It’s no secret that effective energy management can have a significant impact on bottom line profit; the Carbon Trust recently highlighted that a 20% cut in energy costs represents the same bottom line benefit as a 5% increase in sales in many businesses. However, to reap these benefits, Potterton Commercial advises looking at the ‘whole life cost’ of a boiler rather than just the initial purchase price. National Sales Manager Steven Evans explains.
It is easy when managing the heating and facilities for businesses to focus on the capital costs tied up with initial procurement, especially when budgets are tight. However, operational costs need to be considered too; especially when they can help the business reduce overall expenditure.
This is where whole life costing comes in. In costing out the expected life of a piece of equipment, for example, a boiler, the total costs to the business are considered and accounted for. Whole life costing should include a review of anticipated energy usage, installation costs, maintenance and servicing costs, in addition to the initial cost of the item. Then you can set an accurate, realistic budget for the product’s operation, maintenance and repair. And, crucially, decide whether investing in one type of product could save money over time.
Taking a boiler as an example, there are whole life costing models available that enable businesses to predict how much energy the boiler will use, how much carbon the boiler will emit, and how much it will cost to run. This means that contractors and facilities managers can make informed recommendations about the products available. For instance, through costing out the life of a boiler, there are times where a higher capital cost can lead to reduced operational costs overall.
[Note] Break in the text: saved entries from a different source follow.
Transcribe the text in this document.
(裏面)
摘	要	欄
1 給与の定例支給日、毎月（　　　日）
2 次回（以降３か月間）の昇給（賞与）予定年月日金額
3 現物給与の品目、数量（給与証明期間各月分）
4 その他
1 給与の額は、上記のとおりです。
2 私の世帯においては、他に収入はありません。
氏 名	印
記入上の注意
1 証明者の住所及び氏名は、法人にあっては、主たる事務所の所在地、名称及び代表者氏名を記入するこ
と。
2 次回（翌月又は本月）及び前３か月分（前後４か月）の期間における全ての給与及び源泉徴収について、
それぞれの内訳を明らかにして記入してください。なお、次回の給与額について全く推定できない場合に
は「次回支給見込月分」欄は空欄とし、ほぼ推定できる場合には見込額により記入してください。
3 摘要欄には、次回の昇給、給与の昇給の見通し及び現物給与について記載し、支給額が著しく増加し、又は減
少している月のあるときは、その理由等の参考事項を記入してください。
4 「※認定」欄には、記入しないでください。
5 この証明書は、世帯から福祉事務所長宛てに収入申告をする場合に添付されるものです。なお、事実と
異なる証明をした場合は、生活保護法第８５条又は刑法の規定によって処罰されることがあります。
Condensing boilers can achieve over 90% thermal efficiency compared with 70 to 80% with non-condensing models. Replacing a non-condensing boiler and updating controls can save up to 25% of energy costs, depending on consumption. A fast indication of efficiency is to review how seasonally efficient the boiler is as this gives an accurate indication of the energy efficiency and environmental impact of a system over the entire year.
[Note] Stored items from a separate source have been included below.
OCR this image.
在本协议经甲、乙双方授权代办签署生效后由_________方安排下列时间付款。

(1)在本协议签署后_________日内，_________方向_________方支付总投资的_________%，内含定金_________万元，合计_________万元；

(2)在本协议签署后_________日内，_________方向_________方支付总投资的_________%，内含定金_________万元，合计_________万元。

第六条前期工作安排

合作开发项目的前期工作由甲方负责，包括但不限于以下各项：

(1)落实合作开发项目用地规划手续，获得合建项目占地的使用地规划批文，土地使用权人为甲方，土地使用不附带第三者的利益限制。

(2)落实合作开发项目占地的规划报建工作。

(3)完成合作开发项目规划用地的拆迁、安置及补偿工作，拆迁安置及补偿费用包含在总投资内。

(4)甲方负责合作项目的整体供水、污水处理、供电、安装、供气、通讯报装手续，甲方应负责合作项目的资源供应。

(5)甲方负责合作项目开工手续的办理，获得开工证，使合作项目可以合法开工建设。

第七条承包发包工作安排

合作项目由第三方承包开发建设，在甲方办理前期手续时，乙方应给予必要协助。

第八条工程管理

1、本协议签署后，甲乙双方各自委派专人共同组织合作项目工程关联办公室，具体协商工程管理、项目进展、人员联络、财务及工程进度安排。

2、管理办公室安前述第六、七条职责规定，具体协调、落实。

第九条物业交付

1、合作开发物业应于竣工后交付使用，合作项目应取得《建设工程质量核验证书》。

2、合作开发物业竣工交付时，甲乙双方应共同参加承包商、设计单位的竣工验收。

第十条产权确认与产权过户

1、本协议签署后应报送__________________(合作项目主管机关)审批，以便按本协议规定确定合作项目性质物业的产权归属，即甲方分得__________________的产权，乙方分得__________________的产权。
Another consideration is the boiler’s modulation range. Put simply, a boiler’s modulation is the difference between its maximum and minimum output, normally expressed as a ratio. For example, Potterton Commercial’s Sirius two boilers have a modulation ratio of 9:1, which means that the 90kW model can modulate down to 10kW. A wide modulation ratio is particularly useful for premises with varying demands, as the boiler can modulate its output accordingly.
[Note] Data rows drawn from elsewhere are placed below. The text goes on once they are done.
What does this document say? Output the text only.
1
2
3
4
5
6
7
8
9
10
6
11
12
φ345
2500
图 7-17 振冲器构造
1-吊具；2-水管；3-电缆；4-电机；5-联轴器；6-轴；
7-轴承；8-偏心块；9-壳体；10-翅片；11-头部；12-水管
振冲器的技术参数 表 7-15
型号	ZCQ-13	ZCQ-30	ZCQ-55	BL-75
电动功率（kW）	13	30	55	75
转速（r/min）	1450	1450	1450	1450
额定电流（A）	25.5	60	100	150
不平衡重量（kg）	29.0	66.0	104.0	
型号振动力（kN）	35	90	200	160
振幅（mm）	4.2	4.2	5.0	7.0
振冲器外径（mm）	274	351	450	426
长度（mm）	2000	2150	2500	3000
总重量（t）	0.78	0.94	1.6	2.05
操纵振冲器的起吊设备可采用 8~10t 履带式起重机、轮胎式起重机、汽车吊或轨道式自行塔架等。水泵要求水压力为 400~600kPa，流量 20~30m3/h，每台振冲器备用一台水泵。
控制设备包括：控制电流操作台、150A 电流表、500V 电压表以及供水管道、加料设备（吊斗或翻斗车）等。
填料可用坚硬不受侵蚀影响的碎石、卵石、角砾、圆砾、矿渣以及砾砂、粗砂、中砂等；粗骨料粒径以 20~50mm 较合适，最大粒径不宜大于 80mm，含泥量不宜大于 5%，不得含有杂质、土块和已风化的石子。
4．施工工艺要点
Maintenance is also important when considering whole life costing of a boiler; heating costs can increase by 30% or more if the boiler is poorly operated or maintained and a lack of maintenance and regular servicing can result in a shorter lifespan for the boiler, as well as inefficient heating for the business and higher costs.
A boiler manufactured from good-quality materials and components may have a higher purchase price. However, it should require fewer spare parts and repairs as well as being more energy efficient and cost-saving; reducing the payback time.
Procurement based only on initial product costs do not always pay off in the longer term and we would encourage whole life costing to be carried out on all significant business investments, such as boilers. It’s better to invest in good quality products and stay warm for many winters to come.